Rather more attractive was a very fine burnished brass, a moth that is very common, the caterpillars feed on nettle, but which is not often seen unless you run a moth trap.
Opening the hides I was delighted to see that at least three of the common tern chicks are now flying and several more look as though they could if they wanted to. I also got a better count of the birds, it seems that there are sixteen pairs still actively using the rafts and they have forty -four chicks.
During the dry spell this morning we had another go at some of the ragwort, a favourite task, but in this case it had compensations. On the bank near the main entrance we came across lots of meadow brown and my first small skipper and marbled white of the season. I got a picture of the skipper but the marbled white would not stop.

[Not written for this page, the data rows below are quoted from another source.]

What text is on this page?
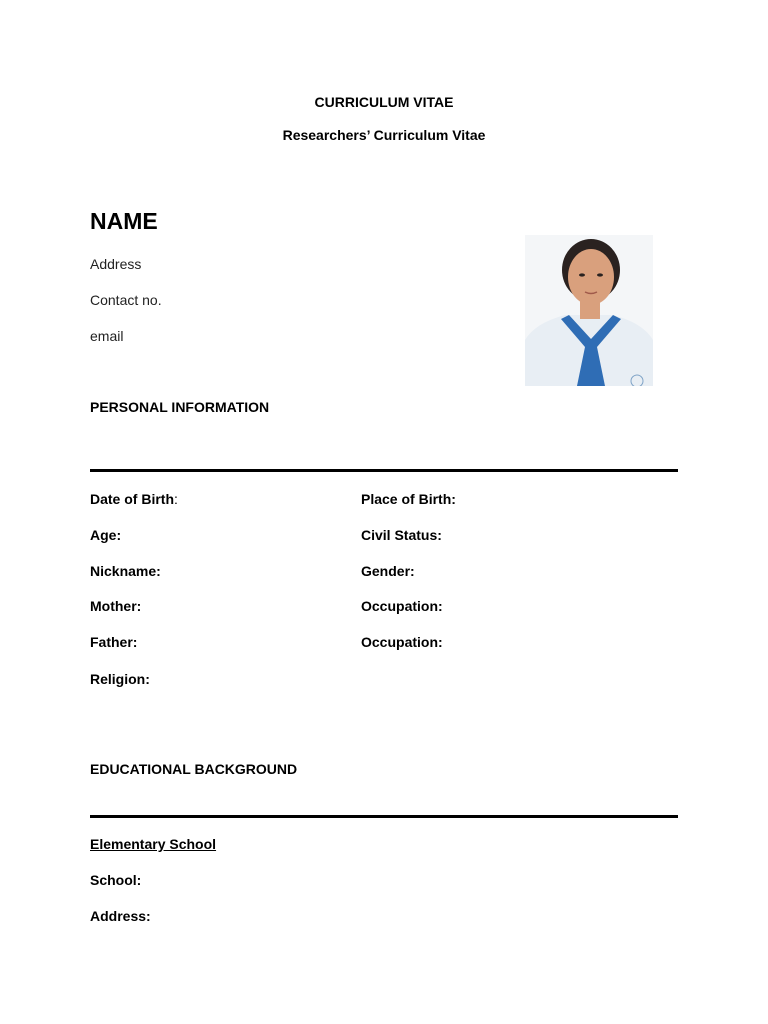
CURRICULUM VITAE
Researchers’ Curriculum Vitae
NAME
Address
Contact no.
email
PERSONAL INFORMATION
Date of Birth:
Age:
Nickname:
Mother:
Father:
Religion:
Place of Birth:
Civil Status:
Gender:
Occupation:
Occupation:
EDUCATIONAL BACKGROUND
Elementary School
School:
Address:
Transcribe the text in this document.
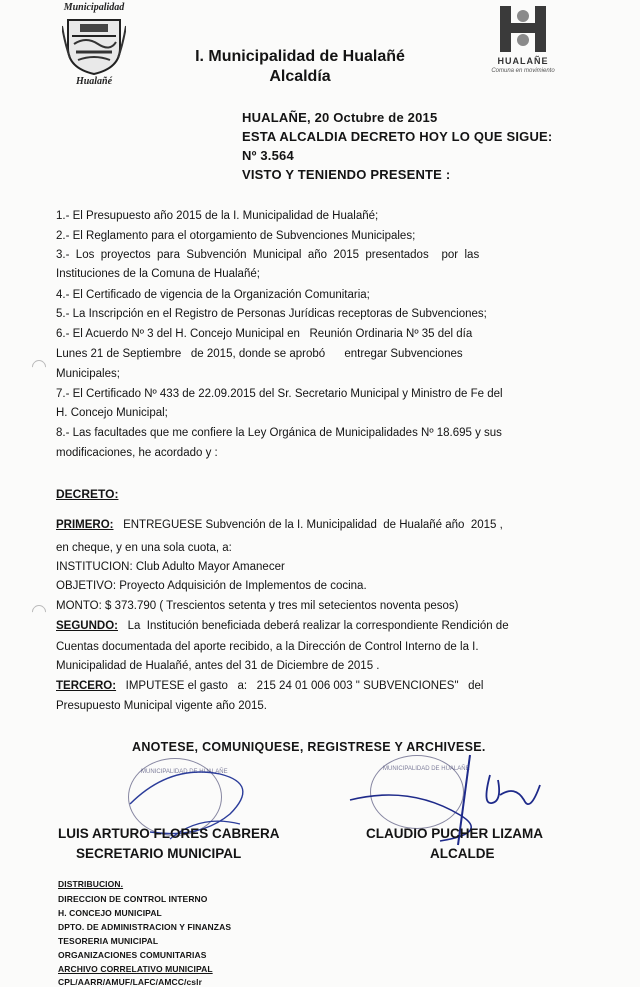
Municipalidad
Hualañé
HUALAÑE
Comuna en movimiento
I. Municipalidad de Hualañé
Alcaldía
HUALAÑE, 20 Octubre de 2015
ESTA ALCALDIA DECRETO HOY LO QUE SIGUE:
Nº 3.564
VISTO Y TENIENDO PRESENTE :
1.- El Presupuesto año 2015 de la I. Municipalidad de Hualañé;
2.- El Reglamento para el otorgamiento de Subvenciones Municipales;
3.-  Los  proyectos  para  Subvención  Municipal  año  2015  presentados    por  las
Instituciones de la Comuna de Hualañé;
4.- El Certificado de vigencia de la Organización Comunitaria;
5.- La Inscripción en el Registro de Personas Jurídicas receptoras de Subvenciones;
6.- El Acuerdo Nº 3 del H. Concejo Municipal en   Reunión Ordinaria Nº 35 del día
Lunes 21 de Septiembre   de 2015, donde se aprobó      entregar Subvenciones
Municipales;
7.- El Certificado Nº 433 de 22.09.2015 del Sr. Secretario Municipal y Ministro de Fe del
H. Concejo Municipal;
8.- Las facultades que me confiere la Ley Orgánica de Municipalidades Nº 18.695 y sus
modificaciones, he acordado y :
DECRETO:
PRIMERO:   ENTREGUESE Subvención de la I. Municipalidad  de Hualañé año  2015 ,
en cheque, y en una sola cuota, a:
INSTITUCION: Club Adulto Mayor Amanecer
OBJETIVO: Proyecto Adquisición de Implementos de cocina.
MONTO: $ 373.790 ( Trescientos setenta y tres mil setecientos noventa pesos)
SEGUNDO:   La  Institución beneficiada deberá realizar la correspondiente Rendición de
Cuentas documentada del aporte recibido, a la Dirección de Control Interno de la I.
Municipalidad de Hualañé, antes del 31 de Diciembre de 2015 .
TERCERO:   IMPUTESE el gasto   a:   215 24 01 006 003 " SUBVENCIONES"   del
Presupuesto Municipal vigente año 2015.
ANOTESE, COMUNIQUESE, REGISTRESE Y ARCHIVESE.
MUNICIPALIDAD DE HUALAÑE	MUNICIPALIDAD DE HUALAÑE
LUIS ARTURO FLORES CABRERA
SECRETARIO MUNICIPAL
CLAUDIO PUCHER LIZAMA
ALCALDE
DISTRIBUCION.
DIRECCION DE CONTROL INTERNO
H. CONCEJO MUNICIPAL
DPTO. DE ADMINISTRACION Y FINANZAS
TESORERIA MUNICIPAL
ORGANIZACIONES COMUNITARIAS
ARCHIVO CORRELATIVO MUNICIPAL
CPL/AARR/AMUF/LAFC/AMCC/cslr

It was not all butterflies though, I also found a soldier-fly, Oplodontha viridula, not at all rare but always good to see, the spotted eyes are something I don't usually notice, but they show well in the picture.
On the same bank we also came across a single pyramidal orchid these seem to crop up here and there on the reserve, often in otherwise very ordinary grassland.
The recently hatched lapwing brood near the Tern hide is still whole, with all four chicks surviving despite the wet weather. I am not sure if any of the little ringed plover chicks still survive, I could not see any of them today. The largest lapwing chick is certainly able to fly now, although it is still near the Tern hide with the female.